Das bei der Streithelferin eingeholte Gutachten vom 30.05.2018, das dem Kläger vor dem Verkauf des beschädigten Fahrzeugs am 06.06.2018 vorlag, genügt nicht diesen Anforderungen. Zwar liegen dem Gutachten vier Angebote zugrunde, diese stammen jedoch nicht vom insoweit maßgeblichen regionalen Markt. Der Gutachter führt zum ermittelten Restwert zwar aus, dass dieser unter „Berücksichtigung der örtlichen Marktsituation ermittelt worden sei“ und dass konkrete Angebote gegen Auftrag bzw. Kostenerstattung nachgereicht werden können (vgl. Seite 15 der Anlage K1, Bl. 32 LG-Akte), tatsächlich erfolgte die Restwertbestimmung jedoch ersichtlich nicht für den regionalen Markt des Klägers, ohne dass es vorliegend entscheidend darauf ankommen würde, wie groß dieser Markt zu bemessen sei. Der Sachverständige hat zur Erstattung des Gutachtens vier Angebote über die Plattform „(…)“ eingeholt. Die darüber abgegebenen Gebote gaben Bieter ab, von denen allenfalls einer dem regionalen Markt des Klägers zugerechnet werden kann. Das höchste Angebot über netto 20.000,00 € wurde von einem Bieter aus B (Bayern) abgegeben. Ein weiteres Angebot über netto 17.092,44 € gab ein Bieter aus Polen ab. Allenfalls das dritthöchste Gebot über netto 7.563,03 € wurde von einem Bieter aus A abgegeben, welcher (noch) dem regionalen Markt der Klägers zugerechnet werden könnte. Das letzte Angebot über netto 1.596,64 € wurde dagegen wiederum von einem überregionalen Bieter aus C (Hessen) abgegeben. Dass aufgrund dieser Gebote ein Restwert für den regionalen Markt in Höhe von netto 20.000,00 € nicht bestimmt werden kann, liegt auf der Hand. Ebenfalls kann aus dem Gutachten – mangels weiterer Angebote aus der Region – nicht geschlossen werden, dass etwa das Angebot des Bieters aus A die Marktlage am örtlichen Markt des Klägers zutreffend wiedergeben würde. Die Notwendigkeit, den örtlichen Markt anhand von wenigstens drei Angeboten zu bestimmen folgt gerade aus dem Umstand, dass bei Berücksichtigung von weniger Angeboten gerade nicht zuverlässig eingeschätzt werden kann, ob diese den örtlichen Markt auch zutreffend wiederspiegeln oder sich vielleicht als „Ausreißer“ nach oben oder unten darstellen.
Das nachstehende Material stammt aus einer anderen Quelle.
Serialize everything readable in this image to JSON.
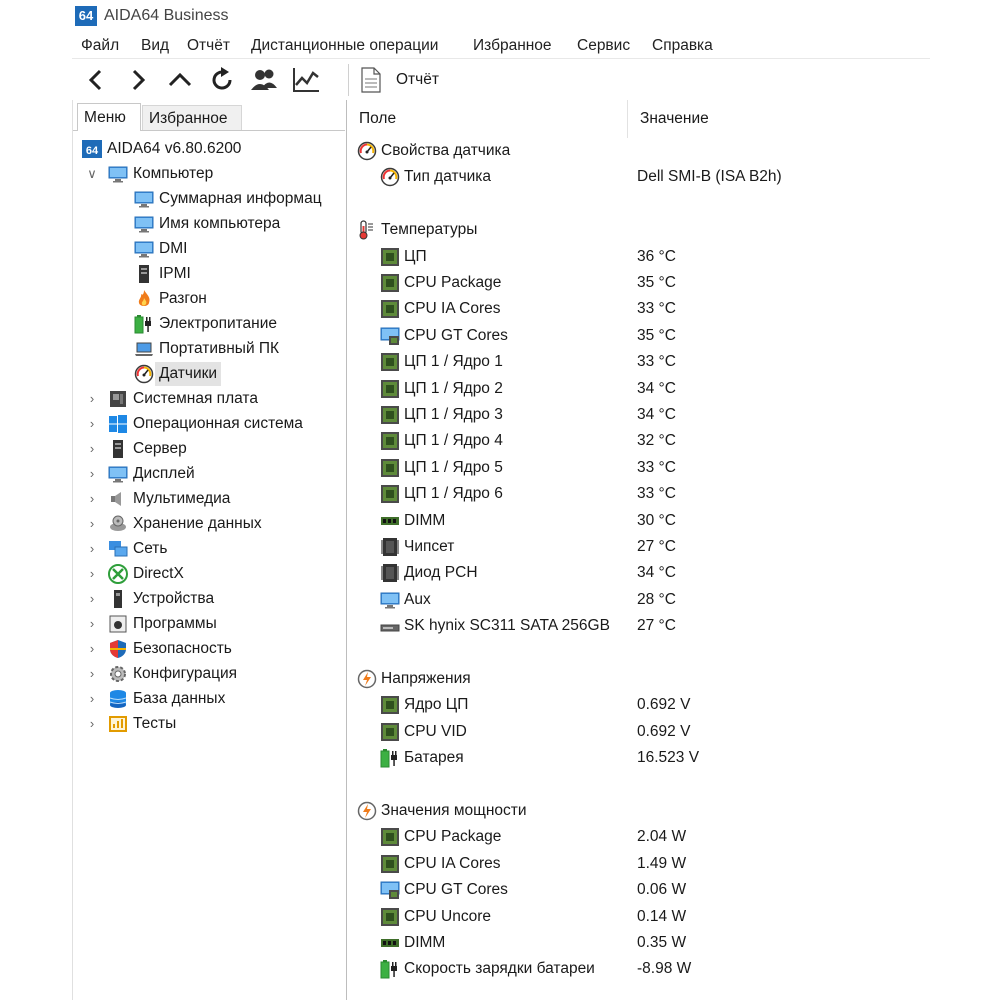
{
  "window": {
    "logo": "64",
    "title": "AIDA64 Business"
  },
  "menu": [
    "Файл",
    "Вид",
    "Отчёт",
    "Дистанционные операции",
    "Избранное",
    "Сервис",
    "Справка"
  ],
  "toolbar": {
    "buttons": [
      "back-icon",
      "forward-icon",
      "up-icon",
      "refresh-icon",
      "users-icon",
      "chart-icon"
    ],
    "report_label": "Отчёт"
  },
  "left": {
    "tabs": [
      "Меню",
      "Избранное"
    ],
    "tree": [
      {
        "label": "AIDA64 v6.80.6200",
        "icon": "aida64-logo-icon",
        "level": 0,
        "chevron": ""
      },
      {
        "label": "Компьютер",
        "icon": "computer-icon",
        "level": 0,
        "chevron": "down"
      },
      {
        "label": "Суммарная информац",
        "icon": "monitor-icon",
        "level": 1,
        "chevron": ""
      },
      {
        "label": "Имя компьютера",
        "icon": "monitor-icon",
        "level": 1,
        "chevron": ""
      },
      {
        "label": "DMI",
        "icon": "monitor-icon",
        "level": 1,
        "chevron": ""
      },
      {
        "label": "IPMI",
        "icon": "server-icon",
        "level": 1,
        "chevron": ""
      },
      {
        "label": "Разгон",
        "icon": "flame-icon",
        "level": 1,
        "chevron": ""
      },
      {
        "label": "Электропитание",
        "icon": "battery-plug-icon",
        "level": 1,
        "chevron": ""
      },
      {
        "label": "Портативный ПК",
        "icon": "laptop-icon",
        "level": 1,
        "chevron": ""
      },
      {
        "label": "Датчики",
        "icon": "gauge-icon",
        "level": 1,
        "chevron": "",
        "selected": true
      },
      {
        "label": "Системная плата",
        "icon": "motherboard-icon",
        "level": 0,
        "chevron": "right"
      },
      {
        "label": "Операционная система",
        "icon": "windows-icon",
        "level": 0,
        "chevron": "right"
      },
      {
        "label": "Сервер",
        "icon": "server-icon",
        "level": 0,
        "chevron": "right"
      },
      {
        "label": "Дисплей",
        "icon": "display-icon",
        "level": 0,
        "chevron": "right"
      },
      {
        "label": "Мультимедиа",
        "icon": "speaker-icon",
        "level": 0,
        "chevron": "right"
      },
      {
        "label": "Хранение данных",
        "icon": "storage-icon",
        "level": 0,
        "chevron": "right"
      },
      {
        "label": "Сеть",
        "icon": "network-icon",
        "level": 0,
        "chevron": "right"
      },
      {
        "label": "DirectX",
        "icon": "xbox-icon",
        "level": 0,
        "chevron": "right"
      },
      {
        "label": "Устройства",
        "icon": "device-icon",
        "level": 0,
        "chevron": "right"
      },
      {
        "label": "Программы",
        "icon": "programs-icon",
        "level": 0,
        "chevron": "right"
      },
      {
        "label": "Безопасность",
        "icon": "shield-icon",
        "level": 0,
        "chevron": "right"
      },
      {
        "label": "Конфигурация",
        "icon": "config-icon",
        "level": 0,
        "chevron": "right"
      },
      {
        "label": "База данных",
        "icon": "database-icon",
        "level": 0,
        "chevron": "right"
      },
      {
        "label": "Тесты",
        "icon": "benchmark-icon",
        "level": 0,
        "chevron": "right"
      }
    ]
  },
  "right": {
    "headers": {
      "field": "Поле",
      "value": "Значение"
    },
    "sections": [
      {
        "title": "Свойства датчика",
        "icon": "gauge-icon",
        "items": [
          {
            "label": "Тип датчика",
            "icon": "gauge-icon",
            "value": "Dell SMI-B  (ISA B2h)"
          }
        ]
      },
      {
        "title": "Температуры",
        "icon": "thermometer-icon",
        "items": [
          {
            "label": "ЦП",
            "icon": "cpu-icon",
            "value": "36 °C"
          },
          {
            "label": "CPU Package",
            "icon": "cpu-icon",
            "value": "35 °C"
          },
          {
            "label": "CPU IA Cores",
            "icon": "cpu-icon",
            "value": "33 °C"
          },
          {
            "label": "CPU GT Cores",
            "icon": "gpu-icon",
            "value": "35 °C"
          },
          {
            "label": "ЦП 1 / Ядро 1",
            "icon": "cpu-icon",
            "value": "33 °C"
          },
          {
            "label": "ЦП 1 / Ядро 2",
            "icon": "cpu-icon",
            "value": "34 °C"
          },
          {
            "label": "ЦП 1 / Ядро 3",
            "icon": "cpu-icon",
            "value": "34 °C"
          },
          {
            "label": "ЦП 1 / Ядро 4",
            "icon": "cpu-icon",
            "value": "32 °C"
          },
          {
            "label": "ЦП 1 / Ядро 5",
            "icon": "cpu-icon",
            "value": "33 °C"
          },
          {
            "label": "ЦП 1 / Ядро 6",
            "icon": "cpu-icon",
            "value": "33 °C"
          },
          {
            "label": "DIMM",
            "icon": "ram-icon",
            "value": "30 °C"
          },
          {
            "label": "Чипсет",
            "icon": "chip-icon",
            "value": "27 °C"
          },
          {
            "label": "Диод PCH",
            "icon": "chip-icon",
            "value": "34 °C"
          },
          {
            "label": "Aux",
            "icon": "monitor-icon",
            "value": "28 °C"
          },
          {
            "label": "SK hynix SC311 SATA 256GB",
            "icon": "drive-icon",
            "value": "27 °C"
          }
        ]
      },
      {
        "title": "Напряжения",
        "icon": "voltage-icon",
        "items": [
          {
            "label": "Ядро ЦП",
            "icon": "cpu-icon",
            "value": "0.692 V"
          },
          {
            "label": "CPU VID",
            "icon": "cpu-icon",
            "value": "0.692 V"
          },
          {
            "label": "Батарея",
            "icon": "battery-plug-icon",
            "value": "16.523 V"
          }
        ]
      },
      {
        "title": "Значения мощности",
        "icon": "voltage-icon",
        "items": [
          {
            "label": "CPU Package",
            "icon": "cpu-icon",
            "value": "2.04 W"
          },
          {
            "label": "CPU IA Cores",
            "icon": "cpu-icon",
            "value": "1.49 W"
          },
          {
            "label": "CPU GT Cores",
            "icon": "gpu-icon",
            "value": "0.06 W"
          },
          {
            "label": "CPU Uncore",
            "icon": "cpu-icon",
            "value": "0.14 W"
          },
          {
            "label": "DIMM",
            "icon": "ram-icon",
            "value": "0.35 W"
          },
          {
            "label": "Скорость зарядки батареи",
            "icon": "battery-plug-icon",
            "value": "-8.98 W"
          }
        ]
      }
    ]
  }
}
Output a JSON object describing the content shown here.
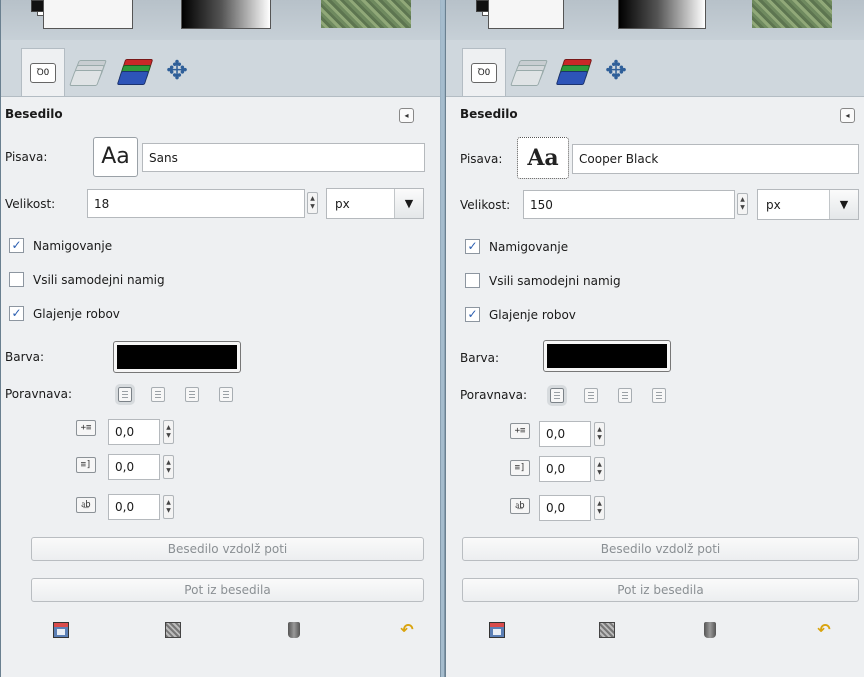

Ob dem Kläger dabei hätte persönlich auffallen müssen, dass das Gutachten den Restwert nicht zutreffend ermittelt hat, kann letztlich dahinstehen. Denn zum Zeitpunkt der Erstellung dieses Gutachtens war der Kläger bereits anwaltlich vertreten. Jedenfalls seinem Rechtsanwalt hätte auffallen müssen, dass sich die Restwertermittlung als unzureichend darstellt und nicht geeignet ist, ein Vertrauen in diese zu begründen. Das insoweit seinem Anwalt zur Last fallende Verschulden muss sich der Kläger zurechnen lassen (OLG Hamm, Urteil vom 28.09.2018 – I-9 U 137/16 – juris Rn. 43).
b) Veräußert der Geschädigte ein Fahrzeug, ohne zuvor ein Sachverständigengutachten einzuholen oder entspricht dieses – wie vorliegend – nicht den durch die Rechtsprechung entwickelten Grundsätzen, braucht der Geschädigte kein weiteres Sachverständigengutachten zum Restwert einzuholen und muss grundsätzlich auch nicht den Haftpflichtversicherer über den beabsichtigten Verkauf seines beschädigten Fahrzeugs informieren; vielmehr kann der Geschädigte, der nicht einen fiktiven Restwert abrechnet, sondern denjenigen, den er durch den Verkauf des Fahrzeugs tatsächlich realisiert hat, seiner Schadensberechnung grundsätzlich den erzielten Restwertbetrag zu Grunde legen (BGH, Urteil vom 12.07.2005 – VI ZR 132/04 –, BGHZ 163, 362-369, juris Rn. 13), sofern diese Veräußerung dem oben dargestellten Wirtschaftlichkeitsgebot entspricht. Dieses beschränkt den nach § 249 Abs. 2 Satz 1 BGB erforderlichen Herstellungsaufwand des Geschädigten auf den Betrag, der vom Standpunkt eines verständigen, wirtschaftlich denkenden Menschen in der Lage des Geschädigten zur Behebung des Schadens zweckmäßig und angemessen erscheint (BGH, Urteil vom 15.02.2005 – VI ZR 70/04 –, BGHZ 162, 161-169, juris Rn. 9).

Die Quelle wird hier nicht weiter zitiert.